Reading time ( words)
It’s not a simple task providing you all with information you can use. Most of you are really good at your job, and you could design just about any type of board that your boss throws at you. And you should be good; most of you are—ahem—seasoned veterans of the PCB design world. At this point in your career, you have this stuff down to a science.
You’re probably not going to discover a brand-new way to design boards, but you know that there’s always something to learn in this job: new design tips and tricks, changes in PCB technology, market trends, and much more. As the ol’ saying goes, “You learn something new every day.” We certainly do!
So, we occasionally look at other design topics that are not directly related to PCB design and layout techniques—markets, legislation, materials, education, etc. Is there designer interest in this topic? This is what happened when we surveyed our readers a few months ago.
We asked readers of The PCB Design Magazine if their supply chain was a problem for them. Almost two thirds of respondents said no, but a solid 37% said yes. And surprisingly, for many it was an emphatic “yes.” Navigating the supply chain is a huge challenge for some of our leading companies.

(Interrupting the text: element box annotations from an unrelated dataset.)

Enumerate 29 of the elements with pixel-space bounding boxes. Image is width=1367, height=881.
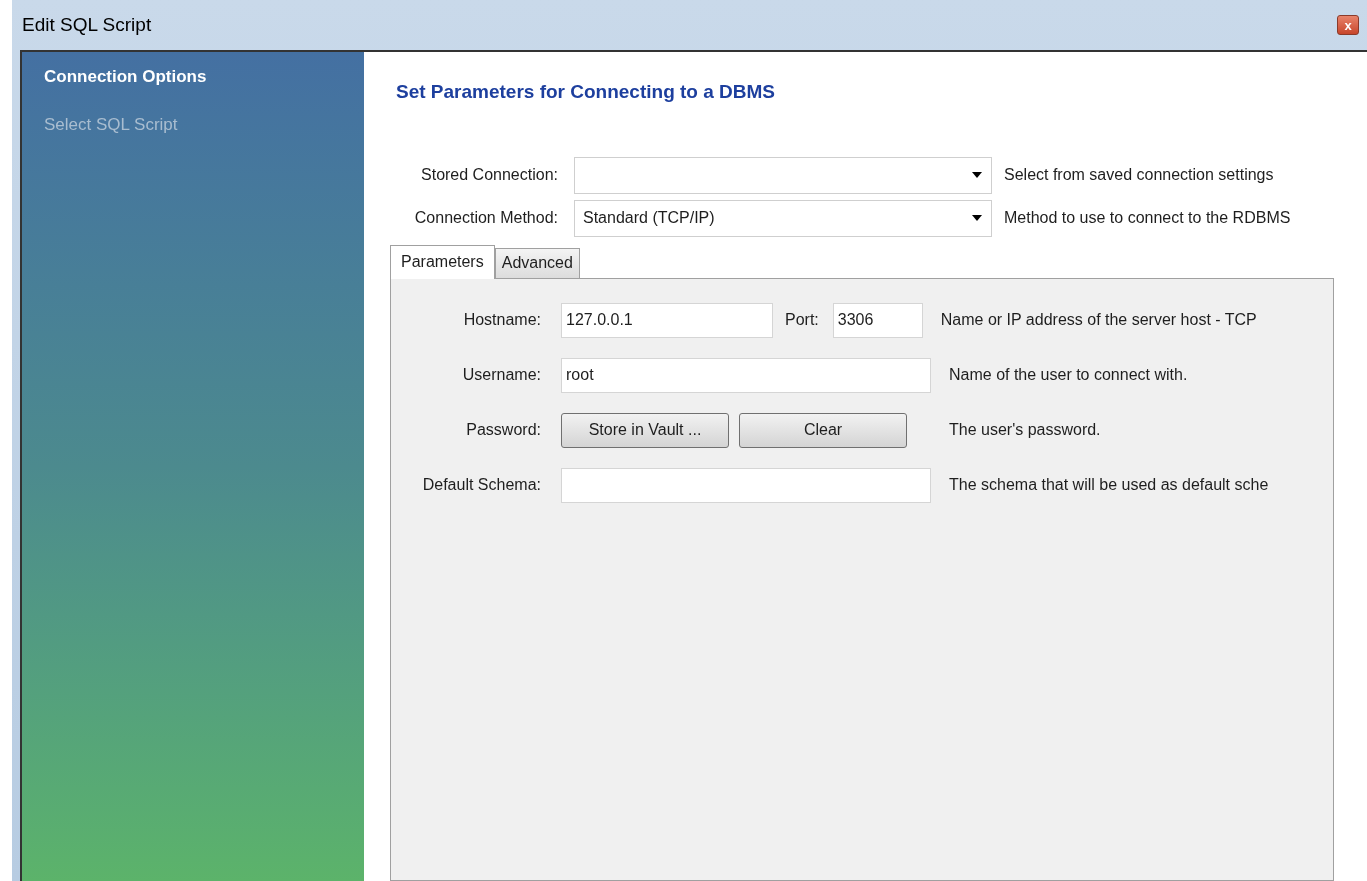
tab[interactable]: Parameters [390, 244, 495, 279]
field-label: Connection Method: [413, 208, 559, 228]
field-hint: The schema that will be used as default sche [948, 475, 1269, 495]
sidebar-item[interactable]: Connection Options [44, 64, 364, 90]
field-hint: Method to use to connect to the RDBMS [1003, 208, 1291, 228]
close-button[interactable]: x [1337, 15, 1359, 35]
window-title: Edit SQL Script [21, 12, 152, 37]
dropdown[interactable]: Standard (TCP/IP) [574, 199, 992, 237]
push-button[interactable]: Store in Vault ... [561, 412, 729, 448]
input-field[interactable]: 3306 [832, 302, 923, 338]
input-field[interactable]: root [561, 357, 931, 393]
push-button[interactable]: Clear [739, 412, 907, 448]
field-label: Default Schema: [421, 475, 542, 495]
caret-icon [971, 171, 983, 179]
input-field[interactable] [561, 467, 931, 503]
page-heading: Set Parameters for Connecting to a DBMS [396, 80, 777, 104]
field-label: Username: [461, 365, 542, 385]
field-label: Hostname: [462, 310, 542, 330]
tab[interactable]: Advanced [494, 247, 580, 278]
field-label: Stored Connection: [420, 165, 559, 185]
field-hint: Name or IP address of the server host - TCP [939, 310, 1257, 330]
field-label: Port: [784, 310, 820, 330]
caret-icon [971, 214, 983, 222]
input-field[interactable]: 127.0.0.1 [561, 302, 773, 338]
field-hint: The user's password. [948, 420, 1101, 440]
field-hint: Name of the user to connect with. [948, 365, 1188, 385]
dropdown[interactable] [574, 156, 992, 194]
field-label: Password: [465, 420, 542, 440]
field-hint: Select from saved connection settings [1003, 165, 1274, 185]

What sort of bugaboos were designers referring to? Long lead times, parts obsolescence, multiple component changes and ECOs…you name it. Some designers said the parts selection process on the front end is the worst part of the design cycle, and their companies have had to stock more and more hard-to-find parts. Redesigning boards with obsolete parts ranked high too.
Even worse, some respondents said that the supply chain was the one thing they could not influence, much less control. Comments such as “We’re dealing with idiots” were typical. How would you like to work in a situation like that? Maybe you are right now. You have my sympathy.